SS and the Beach

Social Security (SS) will race through another milestone in October. For the first time in its history, SS will pay out more than $65 billion in a single month.



Other than the fact that this is an incredibly big number, there is nothing eye-opening about the payout. SS missed hitting the $65b milestone by a fraction in September. In November, it will be higher again. $70b will be hit by December 2013. The ladder to higher payouts never stops.


$65b is a very big number:


-The monthly SS payout is bigger than the market cap of some well know companies, including: Amex, 3M, US Bankcorp, Amgen, eBay and Caterpillar. Goldman Sachs is worth a measly $54b. SS could buy the whole thing with just three-weeks worth of payout.


-The annual cost for SS is greater than the ridiculous monster market cap for Apple. If SS used its muscle to buy big cap stocks, it could buy up all of the shares of Microsoft, Wal-Mart and Google in less than a year.


The annual SS payout is about the same as the GDP of the Netherlands. It is well larger than the output of either Turkey, Switzerland or Saudi Arabia. In 2013 SS will spend more than the GDP of Indonesia, a country of 250m people.


The yearly SS checks are now equal to the GDP of Florida. The payout beats the entire economy of Illinois.


The monthly SS burn rate is greater than the annual GDP of New Mexico and Hawaii. Vermont, the smallest state (by GDP), has a yearly economic output of only 30B. SS is 26Xs larger than the Green Mountain State.


The 2012 bill for SS will exceed the cost of the military, that’s the first time this has happened. The annual tab at SS is four-times greater than all of the military spending by China.


I could go on.


Of course SS has a dedicated revenue stream from FICA and SECA taxes to cover its big monthly nut.

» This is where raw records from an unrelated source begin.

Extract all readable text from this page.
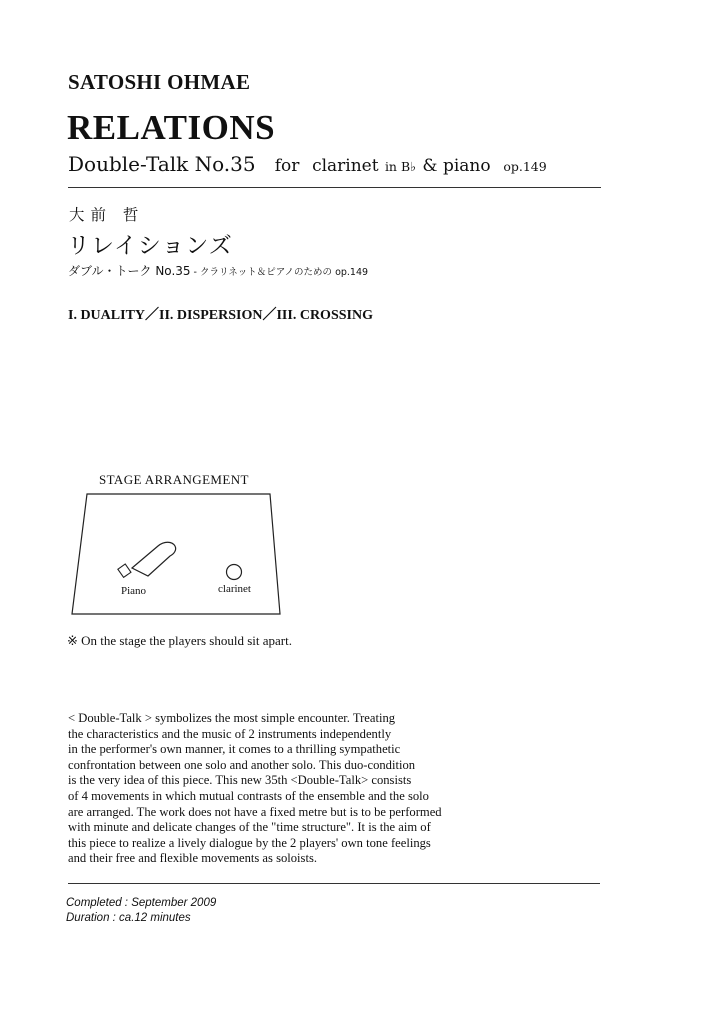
SATOSHI OHMAE
RELATIONS
Double-Talk No.35 for clarinet in B♭ & piano op.149
大前 哲
リレイションズ
ダブル・トーク No.35 - クラリネット＆ピアノのための op.149
I. DUALITY／II. DISPERSION／III. CROSSING
STAGE ARRANGEMENT
Piano	clarinet
※ On the stage the players should sit apart.
< Double-Talk > symbolizes the most simple encounter. Treating
the characteristics and the music of 2 instruments independently
in the performer's own manner, it comes to a thrilling sympathetic
confrontation between one solo and another solo. This duo-condition
is the very idea of this piece. This new 35th <Double-Talk> consists
of 4 movements in which mutual contrasts of the ensemble and the solo
are arranged. The work does not have a fixed metre but is to be performed
with minute and delicate changes of the "time structure". It is the aim of
this piece to realize a lively dialogue by the 2 players' own tone feelings
and their free and flexible movements as soloists.
Completed : September 2009
Duration : ca.12 minutes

Unfortunately SS will come up a bit short in October; about $16Bn short:



The good news is that SS has other sources of income. In October 2012 it will rake in about $8bn from seniors who are collecting monthly SS checks and who also are still working (or have passive income).


I think of this revenue for SS as, “A tax on a tax”. It’s double taxation, not unlike the double taxation on dividend income. This tax is paid by the seniors who are clipping big coupons down in Boca; it is also paid by those seniors you see stocking the aisles at Wal-Mart (double-dippers).


SS needs cash money to back up the checks it sends out. To cover the shortfall in greenbacks, it will be forced to sell a chunk of its Trust Fund (TF) assets. That’s not a problem for SS. The US Treasury is happy to redeem the TF’s special issue bonds at par.


The Treasury has no money lying around, so it has to go out and sell an extra $8b to the public to cover the October shortfall. Given that the Federal Reserve is QEing, ZIRPing and TWISTing (all at the same time) the extra Debt Owed to the Pubic is no problem at all.


I say that Treasury is “happy” to hock those TF assets at par with good reason. The rules for the TF require it to sell a portion of its high yielding portfolio to cover any monthly shortfall. The TF does not realize a gain from the sale of high-yielding bonds in its portfolio (a win for Treasury). Consider what happened in October 2011; the net cash shortfall was $6.7B.



To cover the cash miss, SS sold (at par) a total $5B of older, high coupon paper. New investments earned SS only 1.6% in 2011 (1.3% today!). Note: SS must maintain a minimum average life of 7.5 years on its portfolio. This forces them to liquidate “winners” (high coupon) and hold “losers” (low coupon).



What’s happening with SS is like beach erosion. Every month more grains of sand go out to sea. The waves that keep eroding SS’s beaches include:


-The never-ending recession that brings low employment (low payroll tax receipts).


-The rapid aging process that the country is now going through (and will for the next fifteen years).


-ZIRP, QE and TWIST (and any other silly thing the Fed comes up with) is killing interest income at SS.

Because of the “ZIRP till 2015” commitment by the Fed, coupled with a rate setting formula for SS that looks backward three years, it is now certain that interest income will decline every year for the rest of the decade. It will fall below $50Bn in five years ($114B in 2011).


Again, nothing unusual or unexpected will occur at SS in October. All of the things I discuss here are "programed" to happen. Some grains of sand will go out to sea. It won't be noticed. But come back in few years, you'll be surprised by the damage.